# which glass diffuser to get?????



## bienlim (Feb 10, 2006)

ive always use and love reactor but i just wanna try a diffuser for my 44 gal....could u guys PLS. give me an advise which one to get and where....thanks a lot


----------



## bienlim (Feb 10, 2006)

somebody?


----------



## jeff5614 (Feb 15, 2006)

http://www.adgshop.com/CO2_Glassware_s/60.htm

How about one of these?


----------



## mikenas102 (Feb 8, 2006)

Aquatic Magic sells decent diffusors at a good price.


----------



## elaphe (Aug 24, 2006)

I've got 2 Aquatic Magic and two Ista from a LFS. As far as quality, tiny bubbles, and low pressure resistance, it goes to ADA hands down. I wouldn't trade my ADA pollen glass for anything. Next would be the Ista, and last would be the Aquatic Magic.

If you have the money, get the ADA - it's well worth it!

Brian


----------



## Chuppy (Aug 5, 2007)

Agree with elaphe! 

ADA glass diffusers are great!


----------



## FacePlanted (Aug 13, 2007)

Dang. I wish I could afford an ADA diffuser. I never seem to get an even dispersal of bubbles coming from the ceramic plate. However, I have purchased 3 different kinds of knockoff diffusers, 2 of which were from Aquatic magic.

I bought a SpiroIII diffuser and didn't get very many bubbles, and many of the bubbles that it did generate were too big.

I purchased some kind of generic glass diffuser from AM and it worked slightly better than the spiroIII, with a few more small bubbles, but still not that many, and quite a few big ones. 

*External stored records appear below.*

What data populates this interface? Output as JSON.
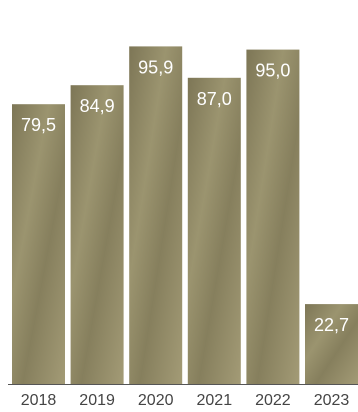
{
  "chart_data": {
    "type": "bar",
    "categories": [
      "2018",
      "2019",
      "2020",
      "2021",
      "2022",
      "2023"
    ],
    "values": [
      79.5,
      84.9,
      95.9,
      87.0,
      95.0,
      22.7
    ],
    "value_labels": [
      "79,5",
      "84,9",
      "95,9",
      "87,0",
      "95,0",
      "22,7"
    ],
    "ylim": [
      0,
      100
    ],
    "grid": false,
    "legend": "none"
  },
  "colors": {
    "bar": "#8b8462",
    "bar_light": "#a8a07c",
    "bar_dark": "#6f6a4c",
    "axis": "#555555",
    "label": "#ffffff",
    "tick": "#444444"
  }
}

Finally I bought a RhinoX diffuser from aquatmagic, and it works the best. I still dont get bubbles coming from the entire plate, but there are significantly more than the other 2 kinds and only a very few big bubbles. It works so much better than my others. I would recommend the RhinoX series of diffusers from AquaticMagic if one were to want to purchase an ADA knockoff variety. They look like the ADA "beetles" that fit in the corner and have 2 suction cups (on the larger versions). The ceramic plate on these is definately better than cheaper knockoffs. 

However, I find that it is pretty "hit or miss" in regards to getting a ceramic plate that evenly generates the fine bubbles (unless the pressure/BPS is cranked WAY up).

This is just my experience, hope it helps you make your decision.
Good luck & happy shopping!  

-Mike B-


----------



## K20A2 (Aug 12, 2006)

In the name of saving money I use these...

http://www.drsfostersmith.com/product/prod_display.cfm?c=3578+3669+9851&pcatid=9851

They produce a fine enough mist for me. I know they're not glass and don't look as professional as an ADA diffuser but they get the job done.


----------